Ask the people who are using aged care what they want

What’s quality got to do with aged care? That was the key question put by A/ Prof Colm Cunningham.

Ask the people who are using aged care, not their children, and particularly not aged care providers, was the response from Prof Kurrle.
 
They will tell you: they want a comfortable home, with surroundings, routine and care that allows them to keep their identity, their autonomy, and their social connections, to be as independent as possible, she said.

“They want to enjoy what they’ve enjoyed all their lives — that might be their family, their garden, their animals, a glass of wine in evening, sometimes it’s just being able to get outside when they want to.”

Prof Kurrle said there was evidence from around the world that the “cottage model of care”, even if it is designed within larger facilities, is better for older people generally and those with dementia particularly. They had also proven to be safer and better for infection control and emotional support in the pandemic, the panel was told.

“But aged care providers are still building and selling the traditional model of large institutional care,” she said. “My question to them and to all of us is: aren’t you listening?”

It is also important, she said, to beware first impressions. Prof Kurrle said she recently visited a multipurpose regional service that looked “incredibly institutional”, with a mixture of acute and aged care beds.
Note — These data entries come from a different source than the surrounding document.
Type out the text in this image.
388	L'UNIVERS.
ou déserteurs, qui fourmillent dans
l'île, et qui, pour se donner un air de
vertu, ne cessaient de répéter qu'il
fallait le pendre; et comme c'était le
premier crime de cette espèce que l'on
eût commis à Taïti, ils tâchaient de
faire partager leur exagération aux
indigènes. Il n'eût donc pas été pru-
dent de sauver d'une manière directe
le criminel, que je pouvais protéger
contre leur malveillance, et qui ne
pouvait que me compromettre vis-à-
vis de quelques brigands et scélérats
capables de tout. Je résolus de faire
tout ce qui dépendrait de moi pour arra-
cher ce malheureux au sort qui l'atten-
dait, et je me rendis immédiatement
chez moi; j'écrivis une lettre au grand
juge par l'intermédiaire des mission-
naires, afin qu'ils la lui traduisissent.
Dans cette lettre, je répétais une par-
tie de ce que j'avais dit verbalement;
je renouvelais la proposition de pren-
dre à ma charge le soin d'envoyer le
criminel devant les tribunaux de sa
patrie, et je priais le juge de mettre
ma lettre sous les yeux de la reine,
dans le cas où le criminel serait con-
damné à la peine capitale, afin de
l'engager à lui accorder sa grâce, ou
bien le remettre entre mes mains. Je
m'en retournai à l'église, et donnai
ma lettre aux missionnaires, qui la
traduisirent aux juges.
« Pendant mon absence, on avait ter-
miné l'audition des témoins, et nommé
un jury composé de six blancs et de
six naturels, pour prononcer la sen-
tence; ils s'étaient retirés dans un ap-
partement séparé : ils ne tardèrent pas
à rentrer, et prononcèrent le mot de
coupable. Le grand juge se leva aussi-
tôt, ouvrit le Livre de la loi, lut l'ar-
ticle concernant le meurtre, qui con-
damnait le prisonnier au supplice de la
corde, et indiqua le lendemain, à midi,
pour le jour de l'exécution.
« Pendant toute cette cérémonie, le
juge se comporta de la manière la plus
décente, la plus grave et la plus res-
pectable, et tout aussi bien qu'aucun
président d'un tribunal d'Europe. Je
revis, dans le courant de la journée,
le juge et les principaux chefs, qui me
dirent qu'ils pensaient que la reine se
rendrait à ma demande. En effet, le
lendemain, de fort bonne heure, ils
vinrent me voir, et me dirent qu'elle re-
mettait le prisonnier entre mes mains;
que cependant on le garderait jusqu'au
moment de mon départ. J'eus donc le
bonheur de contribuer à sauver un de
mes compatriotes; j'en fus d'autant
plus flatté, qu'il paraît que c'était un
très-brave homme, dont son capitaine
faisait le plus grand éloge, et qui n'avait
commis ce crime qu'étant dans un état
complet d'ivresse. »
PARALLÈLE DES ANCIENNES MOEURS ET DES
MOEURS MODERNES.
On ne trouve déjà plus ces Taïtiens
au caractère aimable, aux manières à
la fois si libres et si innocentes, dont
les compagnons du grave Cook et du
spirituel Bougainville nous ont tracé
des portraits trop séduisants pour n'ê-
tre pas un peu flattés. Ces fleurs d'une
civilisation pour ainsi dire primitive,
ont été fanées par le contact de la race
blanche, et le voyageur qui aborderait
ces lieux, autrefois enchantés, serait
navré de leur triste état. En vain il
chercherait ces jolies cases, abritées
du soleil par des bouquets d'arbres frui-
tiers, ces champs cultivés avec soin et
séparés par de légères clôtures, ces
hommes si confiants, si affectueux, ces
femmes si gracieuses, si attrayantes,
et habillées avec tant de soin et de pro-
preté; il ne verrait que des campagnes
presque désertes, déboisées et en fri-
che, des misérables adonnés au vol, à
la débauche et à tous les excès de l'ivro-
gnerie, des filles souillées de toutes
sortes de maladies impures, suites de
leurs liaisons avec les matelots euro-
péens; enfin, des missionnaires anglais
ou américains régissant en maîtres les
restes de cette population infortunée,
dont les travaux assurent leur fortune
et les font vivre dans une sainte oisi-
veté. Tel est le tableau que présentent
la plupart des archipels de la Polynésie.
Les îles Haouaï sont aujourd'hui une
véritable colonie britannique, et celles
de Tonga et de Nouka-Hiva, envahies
But residents could see farm animals in paddocks outside their windows, staff were incredibly caring, and the local community was involved.
 
By comparison, one of her clients went into respite at a high-end aged care facility and lasted just five days, aghast at being told what to do and when to do it. “Her next words will stick with me: ‘I didn’t survive the war and two husbands to end up back at boarding school”.
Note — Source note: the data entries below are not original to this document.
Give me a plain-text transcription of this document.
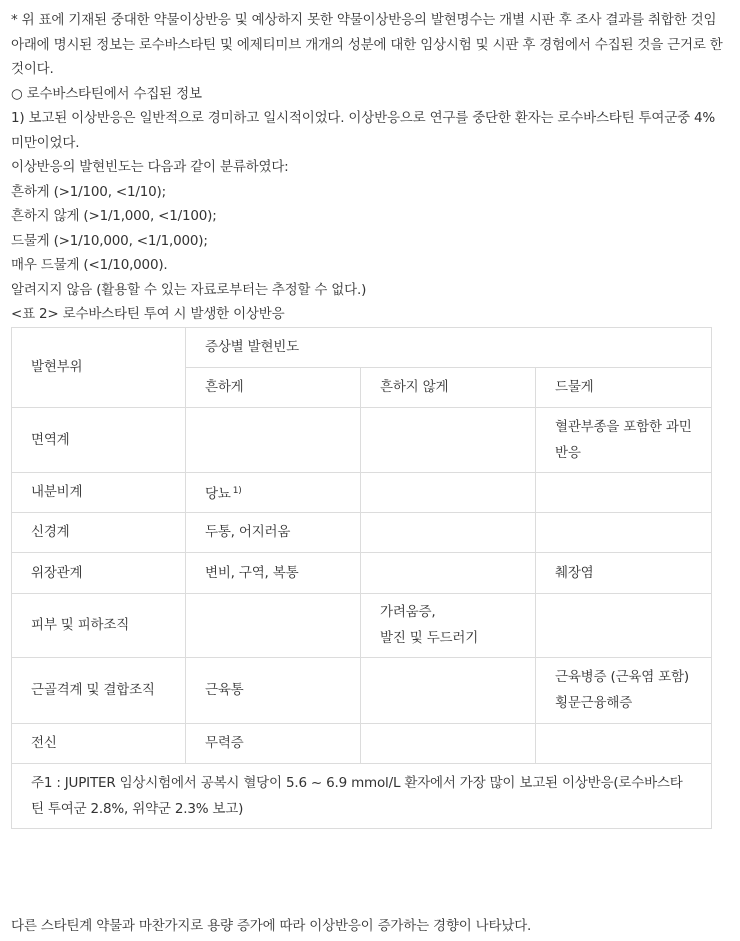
* 위 표에 기재된 중대한 약물이상반응 및 예상하지 못한 약물이상반응의 발현명수는 개별 시판 후 조사 결과를 취합한 것임

아래에 명시된 정보는 로수바스타틴 및 에제티미브 개개의 성분에 대한 임상시험 및 시판 후 경험에서 수집된 것을 근거로 한 것이다.

○ 로수바스타틴에서 수집된 정보

1) 보고된 이상반응은 일반적으로 경미하고 일시적이었다. 이상반응으로 연구를 중단한 환자는 로수바스타틴 투여군중 4% 미만이었다.

이상반응의 발현빈도는 다음과 같이 분류하였다:

흔하게 (>1/100, <1/10);

흔하지 않게 (>1/1,000, <1/100);

드물게 (>1/10,000, <1/1,000);

매우 드물게 (<1/10,000).

알려지지 않음 (활용할 수 있는 자료로부터는 추정할 수 없다.)

<표 2> 로수바스타틴 투여 시 발생한 이상반응

발현부위	증상별 발현빈도		
	흔하게	흔하지 않게	드물게
면역계			혈관부종을 포함한 과민반응
내분비계	당뇨 $^{1)}$		
신경계	두통, 어지러움		
위장관계	변비, 구역, 복통		췌장염
피부 및 피하조직		가려움증,
발진 및 두드러기	
근골격계 및 결합조직	근육통		근육병증 (근육염 포함)
횡문근융해증
전신	무력증		
주1 : JUPITER 임상시험에서 공복시 혈당이 5.6 ~ 6.9 mmol/L 환자에서 가장 많이 보고된 이상반응(로수바스타틴 투여군 2.8%, 위약군 2.3% 보고)			
다른 스타틴계 약물과 마찬가지로 용량 증가에 따라 이상반응이 증가하는 경향이 나타났다.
Helen Grinbergs said one of the “most joyous experiences” she had experienced from an aged care perspective in recent times was watching ABC TV’s Old People’s Home for 4 Year Olds series, which showed the need to focus on the individual: “what are their social and emotional needs as much as their clinical needs and how do we get that balance”.
 
Australia’s aged care system does have “a big road ahead”, she said.
 
“The Royal Commission has made that very clear, about the big structural changes we need to make. At the same time, we need to get the balance right with regulation and the need to drive innovation and different models of care. That’s a real challenge for government.”